Is your church producing fruit in your community in the here and now?
The foundations of church are still shifting after a decade of political turmoil, natural disasters and pandemic. We try all sorts of things to stay on the cutting edge: developing culturally relevant sermon series, hiring better graphic designers and purchasing state-of-the-art soundboards. Yet it doesn’t always seem to move the needle. We keep throwing time and money into a process that doesn’t seem to be working as well as it should.
The questions then become: How do we get people to come back to church? What would Jesus do?
Scripture shows that Jesus had a pretty radical approach to dealing with these situations.
In a shocking passage found in Mark 11, we are told:
Seeing in the distance a fig tree in leaf, [Jesus] went to find out if it had any fruit. When he reached it, he found nothing but leaves, because it was not the season for figs. Then he said to the tree, “May no one ever eat fruit from you again.” And his disciples heard him say it (Mark 11:13-14).
This is pretty raw. Jesus cursed a tree for having no fruit, even though it was not in season. It wasn’t the tree’s fault! Did Jesus really have to kill it?
I’ve come to understand the fig tree passage as an important (albeit confrontational) metaphor for something we all have experienced at one point or another: fruitless religious systems.
Under particular conditions, our religious efforts have led to great past successes. Lives had been changed, and hearts had been turned toward God.
We find ourselves in a different world today. Those same patterns that have worked in the past might not be working as well today. We promise our congregations, “The season isn’t here yet,” and, “Revival is just around the corner,” while encouraging folks to keep giving and to remain faithful. Instead of tuning ourselves to the hunger of our communities today, we too often rely on fantasies of a future that is not yet here in an effort to pay the mortgage and make payroll. Many churches are hanging on by a thread.

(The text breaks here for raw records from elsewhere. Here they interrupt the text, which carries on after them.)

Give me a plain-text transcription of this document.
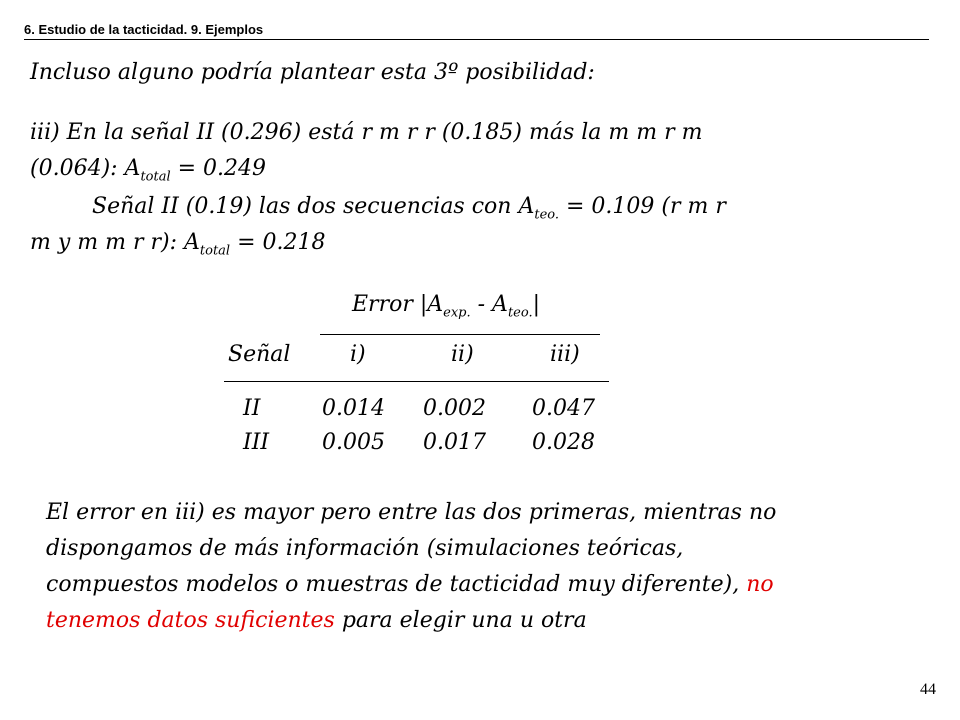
6. Estudio de la tacticidad. 9. Ejemplos
Incluso alguno podría plantear esta 3º posibilidad:
iii) En la señal II (0.296) está r m r r (0.185) más la m m r m
(0.064): $A_{total} = 0.249$
Señal II (0.19) las dos secuencias con $A_{teo.} = 0.109$ (r m r
m y m m r r): $A_{total} = 0.218$
Error $|A_{exp.} - A_{teo.}|$
Señal	i)	ii)	iii)
II	0.014 0.002 0.047
III 0.005 0.017 0.028
El error en iii) es mayor pero entre las dos primeras, mientras no
dispongamos de más información (simulaciones teóricas,
compuestos modelos o muestras de tacticidad muy diferente), no
tenemos datos suficientes para elegir una u otra
44
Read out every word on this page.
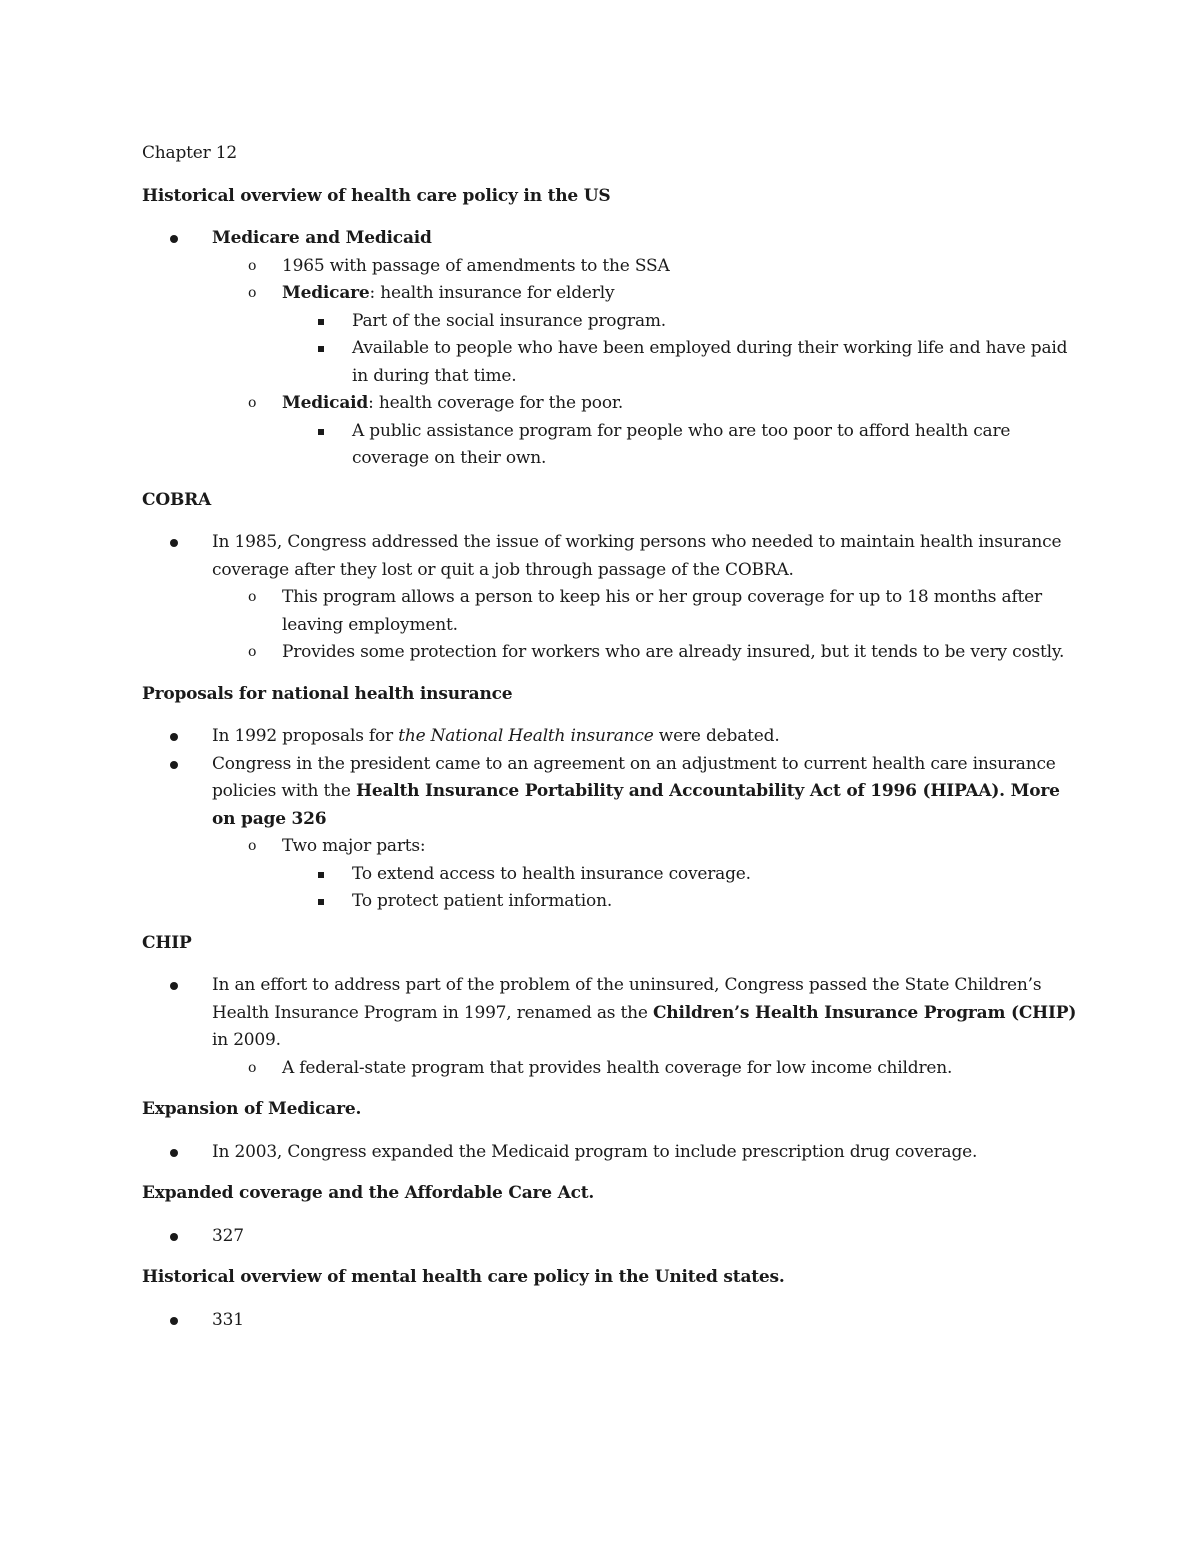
Chapter 12

Historical overview of health care policy in the US

Medicare and Medicaid
o 1965 with passage of amendments to the SSA
o Medicare: health insurance for elderly
Part of the social insurance program.
Available to people who have been employed during their working life and have paid in during that time.
o Medicaid: health coverage for the poor.
A public assistance program for people who are too poor to afford health care coverage on their own.

COBRA

In 1985, Congress addressed the issue of working persons who needed to maintain health insurance coverage after they lost or quit a job through passage of the COBRA.
o This program allows a person to keep his or her group coverage for up to 18 months after leaving employment.
o Provides some protection for workers who are already insured, but it tends to be very costly.

Proposals for national health insurance

In 1992 proposals for the National Health insurance were debated.
Congress in the president came to an agreement on an adjustment to current health care insurance policies with the Health Insurance Portability and Accountability Act of 1996 (HIPAA). More on page 326
o Two major parts:
To extend access to health insurance coverage.
To protect patient information.

CHIP

In an effort to address part of the problem of the uninsured, Congress passed the State Children’s Health Insurance Program in 1997, renamed as the Children’s Health Insurance Program (CHIP) in 2009.
o A federal-state program that provides health coverage for low income children.

Expansion of Medicare.

In 2003, Congress expanded the Medicaid program to include prescription drug coverage.

Expanded coverage and the Affordable Care Act.

327

Historical overview of mental health care policy in the United states.

331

Likewise, in its glory days, the temple indeed bore great fruit. For hundreds of years, it was the epicenter of Jewish life and a place Jesus cared about deeply: a place of childhood memories and personal growth. And yet it was this very same temple’s system that Jesus was sent to replace.
The religious leaders of the temple promised a day of freedom, a day when the Messiah would come. But now Jesus was here. God was among us. And yet the leaders were still professing the same stories of old: One day, sometime in the future, this suffering will end.
During the week of His death, the fig tree (a.k.a. the temple) was not producing fruit when Jesus was hungry and needed it most. Perhaps, in Jesus’ last week, the reality that the “season for fruit was not yet here” rang truer than ever. If the fruit of our institutions is not present now, they may as well never be. Who knows if Jesus ever got to enjoy a fig again.
Scripture tells us Jesus was not satisfied with mere visions of tomorrow. He attuned himself to the needs of people in the present (see Luke 17:11-19, Mark 7:31-37, Matthew 15:32-39) without much concern for the future (see Matthew 6:34).
Jesus healed and fed His people in the here and now, not just in the life after this one. Jesus funneled His precious and limited time into caring for the children, the “unclean,” the outcast, the poor and the hurting. Jesus didn’t love His followers because of what they could become but because of exactly who they were in that moment.
We must seriously consider if Jesus would curse our “fig trees,” if He were here now. Are we producing fruit for our communities? Are we aware of our congregation’s material and spiritual hunger? Do we rely on vague ideas of a better time “after this” where their lives will be better, or do we work to satisfy their needs now? The story of the fig tree tells us that the consequence of delay is to deny ever being able to produce fruit again.